We quantified the viability of isolated single cells, both 2 h and 1 day after isolation. 2 h after isolation, 93 ± 3% of the investigated (n = 30) cells were viable. After overnight incubation, 83 ± 9% of the isolated cells were viable.

4 Discussion

We developed and calibrated a piezoelectric micropipette for liquid handling in the nanoliter range. The working principle and geometry of the pipette are very simple. It contains an elastic O-ring deformed by the piezo-actuator (CellSorter Kft (2019) Piezoelectric micropipette PCT patent application HU 2019/000002). Volume range of the pipette is set by the diameter of the O-ring; thus, the same device can be applied in different volume ranges by exchanging the O-ring. Calibration of the micropipette proved that the device can be reliably used in the [1–10] nl range by the application of ~ [5–50] V. We measured the picoliter-scale fluctuations of the micropipette using particle tracking velocimetry. The average volume fluctuation rate was 36 ± 6 pl/s, resulting in a signal-to-noise ratio of 10.

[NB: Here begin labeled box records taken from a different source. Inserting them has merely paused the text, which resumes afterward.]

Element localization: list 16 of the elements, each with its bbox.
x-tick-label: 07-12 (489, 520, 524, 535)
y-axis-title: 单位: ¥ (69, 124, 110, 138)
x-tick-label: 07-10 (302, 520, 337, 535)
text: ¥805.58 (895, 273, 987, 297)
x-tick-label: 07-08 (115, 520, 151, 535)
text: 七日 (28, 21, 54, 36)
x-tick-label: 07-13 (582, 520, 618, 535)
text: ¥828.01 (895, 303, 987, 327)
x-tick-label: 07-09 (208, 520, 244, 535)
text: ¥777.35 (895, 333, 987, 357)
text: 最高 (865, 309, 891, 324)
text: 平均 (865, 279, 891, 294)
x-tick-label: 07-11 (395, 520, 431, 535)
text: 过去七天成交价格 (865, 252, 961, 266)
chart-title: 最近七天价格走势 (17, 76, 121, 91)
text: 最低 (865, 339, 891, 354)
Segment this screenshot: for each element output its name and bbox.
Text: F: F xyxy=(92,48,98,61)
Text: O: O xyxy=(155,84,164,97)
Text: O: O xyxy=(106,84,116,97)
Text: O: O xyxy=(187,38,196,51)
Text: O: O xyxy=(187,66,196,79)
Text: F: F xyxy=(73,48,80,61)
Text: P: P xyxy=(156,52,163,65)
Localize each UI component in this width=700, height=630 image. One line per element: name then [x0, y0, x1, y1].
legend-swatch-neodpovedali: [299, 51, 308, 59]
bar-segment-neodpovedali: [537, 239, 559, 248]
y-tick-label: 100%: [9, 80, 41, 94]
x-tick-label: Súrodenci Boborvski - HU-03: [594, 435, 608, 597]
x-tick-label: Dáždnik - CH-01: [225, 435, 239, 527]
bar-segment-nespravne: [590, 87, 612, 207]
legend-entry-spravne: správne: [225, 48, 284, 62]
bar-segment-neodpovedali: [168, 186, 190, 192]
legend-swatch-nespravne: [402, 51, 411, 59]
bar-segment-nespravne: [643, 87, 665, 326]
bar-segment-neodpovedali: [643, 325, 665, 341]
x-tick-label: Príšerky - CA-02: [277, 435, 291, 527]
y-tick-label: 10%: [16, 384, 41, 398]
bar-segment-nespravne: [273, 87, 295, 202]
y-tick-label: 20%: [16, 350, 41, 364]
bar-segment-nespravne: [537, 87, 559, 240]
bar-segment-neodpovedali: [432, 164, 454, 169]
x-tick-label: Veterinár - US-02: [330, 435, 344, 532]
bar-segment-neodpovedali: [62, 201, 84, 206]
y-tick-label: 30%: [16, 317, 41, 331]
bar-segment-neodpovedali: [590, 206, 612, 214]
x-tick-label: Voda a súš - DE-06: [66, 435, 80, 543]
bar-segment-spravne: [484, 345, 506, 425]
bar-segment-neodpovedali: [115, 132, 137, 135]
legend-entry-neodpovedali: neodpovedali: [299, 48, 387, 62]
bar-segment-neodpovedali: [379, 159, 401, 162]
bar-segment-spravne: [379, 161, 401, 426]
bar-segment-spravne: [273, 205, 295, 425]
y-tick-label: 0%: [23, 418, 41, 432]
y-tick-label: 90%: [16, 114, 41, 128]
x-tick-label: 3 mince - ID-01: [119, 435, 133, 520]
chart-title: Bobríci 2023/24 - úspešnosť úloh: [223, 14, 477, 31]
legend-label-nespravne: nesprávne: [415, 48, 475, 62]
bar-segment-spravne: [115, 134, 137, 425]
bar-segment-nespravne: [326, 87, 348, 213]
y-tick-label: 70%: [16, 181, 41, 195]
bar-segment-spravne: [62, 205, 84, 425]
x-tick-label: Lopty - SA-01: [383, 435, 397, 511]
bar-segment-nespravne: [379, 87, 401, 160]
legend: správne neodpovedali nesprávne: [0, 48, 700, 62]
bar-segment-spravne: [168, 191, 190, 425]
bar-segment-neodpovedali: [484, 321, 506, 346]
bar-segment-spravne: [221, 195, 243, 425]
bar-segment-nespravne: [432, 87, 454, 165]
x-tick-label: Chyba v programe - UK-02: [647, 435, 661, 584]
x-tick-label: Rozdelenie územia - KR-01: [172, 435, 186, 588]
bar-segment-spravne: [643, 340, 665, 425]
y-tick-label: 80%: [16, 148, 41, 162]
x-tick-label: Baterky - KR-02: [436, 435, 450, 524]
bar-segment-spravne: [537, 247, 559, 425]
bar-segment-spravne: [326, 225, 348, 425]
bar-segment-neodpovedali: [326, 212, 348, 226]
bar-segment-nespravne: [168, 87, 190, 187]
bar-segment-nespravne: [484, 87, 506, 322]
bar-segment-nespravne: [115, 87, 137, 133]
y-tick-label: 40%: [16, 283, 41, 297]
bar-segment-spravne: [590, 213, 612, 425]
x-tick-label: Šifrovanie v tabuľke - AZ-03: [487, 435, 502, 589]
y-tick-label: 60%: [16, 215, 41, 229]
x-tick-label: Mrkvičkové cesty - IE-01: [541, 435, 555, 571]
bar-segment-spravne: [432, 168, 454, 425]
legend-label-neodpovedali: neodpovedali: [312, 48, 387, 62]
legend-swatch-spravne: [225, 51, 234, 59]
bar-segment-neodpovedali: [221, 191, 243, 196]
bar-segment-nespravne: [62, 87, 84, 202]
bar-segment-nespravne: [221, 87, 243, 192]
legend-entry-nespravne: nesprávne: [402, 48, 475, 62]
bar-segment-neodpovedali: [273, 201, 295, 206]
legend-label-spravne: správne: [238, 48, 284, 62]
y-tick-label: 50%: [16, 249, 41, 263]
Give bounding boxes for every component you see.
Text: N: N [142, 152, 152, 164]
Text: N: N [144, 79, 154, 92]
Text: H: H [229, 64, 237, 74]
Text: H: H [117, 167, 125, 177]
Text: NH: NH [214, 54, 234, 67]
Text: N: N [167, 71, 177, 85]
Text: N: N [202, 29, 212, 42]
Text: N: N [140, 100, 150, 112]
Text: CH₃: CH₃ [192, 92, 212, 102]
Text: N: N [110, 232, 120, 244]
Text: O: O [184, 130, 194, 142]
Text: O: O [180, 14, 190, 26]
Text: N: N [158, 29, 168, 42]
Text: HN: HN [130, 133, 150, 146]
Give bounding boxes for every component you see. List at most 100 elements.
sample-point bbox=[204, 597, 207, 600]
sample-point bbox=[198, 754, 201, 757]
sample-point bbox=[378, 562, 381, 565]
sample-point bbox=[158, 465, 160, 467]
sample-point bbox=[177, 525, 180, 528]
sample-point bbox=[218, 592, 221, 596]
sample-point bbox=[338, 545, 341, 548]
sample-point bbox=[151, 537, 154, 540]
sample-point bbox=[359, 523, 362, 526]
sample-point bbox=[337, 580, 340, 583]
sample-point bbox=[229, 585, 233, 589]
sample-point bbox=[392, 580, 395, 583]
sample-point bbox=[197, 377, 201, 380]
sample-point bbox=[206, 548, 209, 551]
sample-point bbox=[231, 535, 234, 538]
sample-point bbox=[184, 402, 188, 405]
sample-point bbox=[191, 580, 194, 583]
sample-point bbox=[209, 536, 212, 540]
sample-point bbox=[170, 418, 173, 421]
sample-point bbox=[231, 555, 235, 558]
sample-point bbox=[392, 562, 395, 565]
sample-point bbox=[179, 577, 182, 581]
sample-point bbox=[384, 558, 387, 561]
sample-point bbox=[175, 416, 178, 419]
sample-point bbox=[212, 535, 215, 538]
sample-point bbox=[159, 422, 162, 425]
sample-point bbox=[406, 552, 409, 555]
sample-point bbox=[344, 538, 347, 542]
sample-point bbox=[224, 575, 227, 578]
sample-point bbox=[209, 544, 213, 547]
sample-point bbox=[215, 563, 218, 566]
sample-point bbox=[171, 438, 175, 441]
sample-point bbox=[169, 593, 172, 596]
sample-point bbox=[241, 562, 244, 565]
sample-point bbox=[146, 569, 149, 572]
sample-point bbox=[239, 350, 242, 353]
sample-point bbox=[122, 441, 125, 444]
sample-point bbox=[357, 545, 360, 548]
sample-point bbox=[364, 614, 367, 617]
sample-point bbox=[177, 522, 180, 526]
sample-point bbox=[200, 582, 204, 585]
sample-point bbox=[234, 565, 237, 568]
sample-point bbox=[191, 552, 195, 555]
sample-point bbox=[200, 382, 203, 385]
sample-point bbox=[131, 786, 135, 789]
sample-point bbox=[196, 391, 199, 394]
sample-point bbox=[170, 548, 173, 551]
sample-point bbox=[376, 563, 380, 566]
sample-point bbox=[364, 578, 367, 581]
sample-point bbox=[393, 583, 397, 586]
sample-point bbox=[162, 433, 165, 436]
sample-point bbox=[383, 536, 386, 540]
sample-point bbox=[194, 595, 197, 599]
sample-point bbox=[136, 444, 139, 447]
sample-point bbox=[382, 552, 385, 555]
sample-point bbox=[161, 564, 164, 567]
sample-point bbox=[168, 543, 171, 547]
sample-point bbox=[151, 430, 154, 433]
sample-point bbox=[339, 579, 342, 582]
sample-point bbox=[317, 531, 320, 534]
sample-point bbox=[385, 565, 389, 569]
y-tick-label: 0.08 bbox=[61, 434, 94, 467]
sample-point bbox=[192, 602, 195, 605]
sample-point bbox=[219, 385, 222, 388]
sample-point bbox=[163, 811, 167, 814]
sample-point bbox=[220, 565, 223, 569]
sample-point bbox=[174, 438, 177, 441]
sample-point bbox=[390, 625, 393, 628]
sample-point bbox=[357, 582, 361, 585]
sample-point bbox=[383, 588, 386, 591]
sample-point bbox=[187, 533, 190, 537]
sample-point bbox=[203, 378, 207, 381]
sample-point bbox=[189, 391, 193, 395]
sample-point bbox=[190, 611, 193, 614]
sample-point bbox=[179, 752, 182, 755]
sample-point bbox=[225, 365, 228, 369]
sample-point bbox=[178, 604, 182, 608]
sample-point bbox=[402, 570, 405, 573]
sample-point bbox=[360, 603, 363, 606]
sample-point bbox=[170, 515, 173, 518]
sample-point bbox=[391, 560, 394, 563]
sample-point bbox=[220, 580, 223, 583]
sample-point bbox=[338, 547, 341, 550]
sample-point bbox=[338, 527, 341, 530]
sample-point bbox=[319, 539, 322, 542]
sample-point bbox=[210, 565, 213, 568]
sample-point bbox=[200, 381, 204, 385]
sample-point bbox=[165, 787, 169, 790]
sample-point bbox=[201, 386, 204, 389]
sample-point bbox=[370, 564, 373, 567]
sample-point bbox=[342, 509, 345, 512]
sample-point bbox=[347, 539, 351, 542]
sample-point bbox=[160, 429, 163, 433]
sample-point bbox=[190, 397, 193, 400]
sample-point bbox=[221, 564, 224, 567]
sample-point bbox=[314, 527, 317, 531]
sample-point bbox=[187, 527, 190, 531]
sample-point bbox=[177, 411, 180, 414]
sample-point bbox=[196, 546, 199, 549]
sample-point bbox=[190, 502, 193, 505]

We applied the device for nanoliter-scale aqueous droplet printing under oil. We could control the volume of the printed droplets by the piezo-voltage in the [10–60] nl range. Printed droplets were uniform with a standard deviation of a few nls. We also applied the device for single-cell isolation. It improved the efficiency of the imaging-based single-cell isolation to above 90% from the previous 75%. This improvement is crucial when sorting rare or precious cells, especially in medical applications. For high-quality phase-contrast imaging, we constructed rings of LEDs arranged concentrically to the micropipette. The micropipette can be fully automated using either fluorescent or transparent illumination on a microscope. We envision that this new technology will shortly become a standard tool for single-cell manipulations in medical diagnostics, e.g., circulating tumor cell isolation.